2018 update! Just as relevant.
Upside – Ceftriaxone and cefotaxime (third generation cephalosporins-TGC) are amongst the most important agents for directed therapy of infections due to Gram negative organisms that are resistant to ampicillin or cephazolin (a first generation cephalosporin), including Klebsiella pneumoniae . They penetrate the CSF well, making them important agents for treatment of meningitis due to Streptococcus pneumoniae and other susceptible pathogens.
Downside – third generation cephalosporins are amongst the most misused and overused agents and as a result have strongly promoted the emergence and selection of resistant pathogens such as MRSA, VRE , extended-spectrum betalactamase (ESBL) producing coliforms, Enterobacter and related species (ampC cephalosporinase producers) and Clostridium difficile infection.
The bottom line-
- Hunter New England target is to maintain usage of third generation cephalosporins below 20 defined-daily doses per 1,000 patient-days
- Implement guidelines that remove third generation cephalosporins from most empiric indications- see Australian Therapeutic Guidelines: Antibiotic for alternative choices – in particular, Hunter New England relies on IV benzylpenicillin or oral amoxycillin in its community-acquired pneumonia guideline
- Avoid use of third generation cephalosporins for surgical prophylaxis
- Reductions in hospital usage are demonstrated to reduce prevalence of ceftriaxone-resistant infections and C. difficile (see Scottish reference below and graphic)

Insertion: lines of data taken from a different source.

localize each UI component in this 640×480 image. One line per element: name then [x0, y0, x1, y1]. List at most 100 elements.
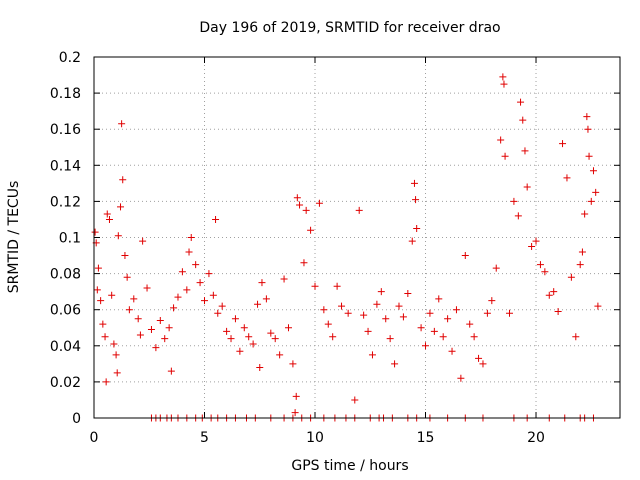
data-point: [567, 273, 575, 281]
data-point: [377, 288, 385, 296]
data-point: [466, 320, 474, 328]
data-point: [192, 261, 200, 269]
data-point: [205, 270, 213, 278]
data-point: [514, 212, 522, 220]
data-point: [399, 313, 407, 321]
data-point: [368, 351, 376, 359]
data-point: [545, 291, 553, 299]
data-point: [338, 302, 346, 310]
data-point: [594, 302, 602, 310]
data-point: [583, 113, 591, 121]
data-point: [152, 344, 160, 352]
data-point: [105, 215, 113, 223]
data-point: [550, 288, 558, 296]
data-point: [329, 333, 337, 341]
data-point: [136, 331, 144, 339]
data-point: [262, 295, 270, 303]
data-point: [584, 125, 592, 133]
data-point: [240, 324, 248, 332]
data-point: [121, 252, 129, 260]
data-point: [404, 289, 412, 297]
data-point: [501, 152, 509, 160]
data-point: [461, 252, 469, 260]
data-point: [267, 329, 275, 337]
data-point: [324, 320, 332, 328]
data-point: [408, 237, 416, 245]
data-point: [167, 367, 175, 375]
data-point: [435, 295, 443, 303]
data-point: [183, 286, 191, 294]
data-point: [249, 340, 257, 348]
data-point: [585, 152, 593, 160]
data-point: [439, 333, 447, 341]
data-point: [344, 309, 352, 317]
data-point: [351, 396, 359, 404]
data-point: [114, 232, 122, 240]
data-point: [118, 120, 126, 128]
data-point: [130, 295, 138, 303]
x-axis-label: GPS time / hours: [291, 458, 408, 474]
data-point: [236, 347, 244, 355]
y-axis-label: SRMTID / TECUs: [6, 181, 22, 294]
data-point: [143, 284, 151, 292]
data-point: [488, 297, 496, 305]
x-tick-label: 10: [306, 430, 324, 446]
data-point: [280, 275, 288, 283]
data-point: [576, 261, 584, 269]
y-tick-label: 0.02: [50, 375, 81, 391]
data-point: [201, 297, 209, 305]
chart-title: Day 196 of 2019, SRMTID for receiver dra…: [199, 20, 500, 36]
data-point: [444, 315, 452, 323]
data-point: [311, 282, 319, 290]
data-point: [517, 98, 525, 106]
plot-frame: [93, 56, 621, 419]
data-point: [497, 136, 505, 144]
data-points: [91, 73, 602, 422]
data-point: [510, 197, 518, 205]
data-point: [333, 282, 341, 290]
data-point: [256, 363, 264, 371]
data-point: [223, 327, 231, 335]
data-point: [395, 302, 403, 310]
data-point: [271, 335, 279, 343]
data-point: [417, 324, 425, 332]
data-point: [112, 351, 120, 359]
data-point: [117, 203, 125, 211]
data-point: [212, 215, 220, 223]
y-tick-label: 0.12: [50, 194, 81, 210]
data-point: [373, 300, 381, 308]
y-tick-label: 0.2: [59, 50, 81, 66]
axis-ticks: [93, 56, 620, 419]
data-point: [475, 354, 483, 362]
data-point: [293, 194, 301, 202]
data-point: [218, 302, 226, 310]
data-point: [292, 392, 300, 400]
data-point: [483, 309, 491, 317]
data-point: [296, 201, 304, 209]
data-point: [101, 333, 109, 341]
data-point: [302, 206, 310, 214]
data-point: [170, 304, 178, 312]
data-point: [587, 197, 595, 205]
data-point: [119, 176, 127, 184]
data-point: [214, 309, 222, 317]
data-point: [492, 264, 500, 272]
data-point: [315, 199, 323, 207]
tick-labels: 0 0.02 0.04 0.06 0.08 0.1 0.12 0.14 0.16 0.18 0.2 0…: [50, 50, 545, 446]
y-tick-label: 0.1: [59, 231, 81, 247]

Potential interventions to reduce use in hospital settings –
- Establish a program to minimise duration of parenteral TGC therapy and promote correct oral switch options
- Establish local antibiotic guidelines that restrict indications for empiric use of TGC and specify agreed directed use indications
- Establish correct laboratory antimicrobial susceptibility testing and reporting practice. Consider routine report comment to advise clinicians of the local restrictions that are in place.
- Monitor TGC prescriptions actively and provide feedback to prescribers where the prescription does not meet established criteria for use
- Perform drug usage evaluation studies to assess management of patients with defined clinical syndromes such as pneumonia. Assess compliance of therapy and feedback results to prescribers
- Monitor susceptibility patterns and feed these results back to prescribers
Clinical Situations where third generation cephalosporins are used but not always required –
- Pneumonia and respiratory tract infection;
- Considerable data demonstrate effective lung penetration of aminoglycosides into the alveolar line fluid making them effective empiric agents in situations where Gram negative pneumonia may be possible/probable.
- Presence of pneumococcal pneumonia due to S. pneumoniae with a raised penicillin MIC (reduced susceptibility) is not a justification for TGC use- benzylpenicillin remains effective at MICs <=4 mg/L (dose increases may be prudent).
- Benzylpenicillin and amoxycillin retain activity against betalactamase negative Haemophilus influenzae. Gentamicin is also active.
- Urinary tract infection; Avoid the use of TGC as first line empiric treatment unless there are contraindications to gentamicin. Use ampicillin + gentamicin as per Australian Therapeutic Guidelines: Antibiotic, with maximum of three daily doses of gentamicin (most usually gentamicin is ceased after one dose). Therapy can then usually be directed on the basis of urine or blood results- to cephazolin, trimethoprim or ampicillin/amoxycillin for susceptible isolates.
- Biliary tract sepsis/cholecystitis; biliary penetration of antibiotics is not the issue- no antibiotic penetrates an obstructed biliary tract for at least 1 day following relief of obstruction. The most important issues are a) relief of biliary obstruction and b) treatment of bacteraemia. Ampicillin and gentamicin represent a proven empiric combination with adequate spectrum (see Australian Therapeutic Guidelines: Antibiotic).
- Meningococcal sepsis and meningitis; when infection proven, always switch the non-allergic patient to benzylpenicillin and limit duration of treatment to 3-5 days total.
- Recent Scottish stories – sustained changes to the 4C antibiotic use in hospitals and community lead to significant reductions in MRSA and C. difficile infections.
- MRSA – Lancet Infect Dis 2015; 15: 1438–49 + editorial
- C. difficile – Lancet Infect Dis 2017; 17: 194–206 + editorial
- Collins, T, Gerding DN. Aminoglycosides versus Betalactams in Gram negative pneumonia. Seminars in Respiratory Tract Infections 1991:6:136-146.
- Craig,W. Andes,D. Aminoglycosides are useful for severe respiratory tract infections. Seminars in Respiratory Tract Infections 1997:12:271-77.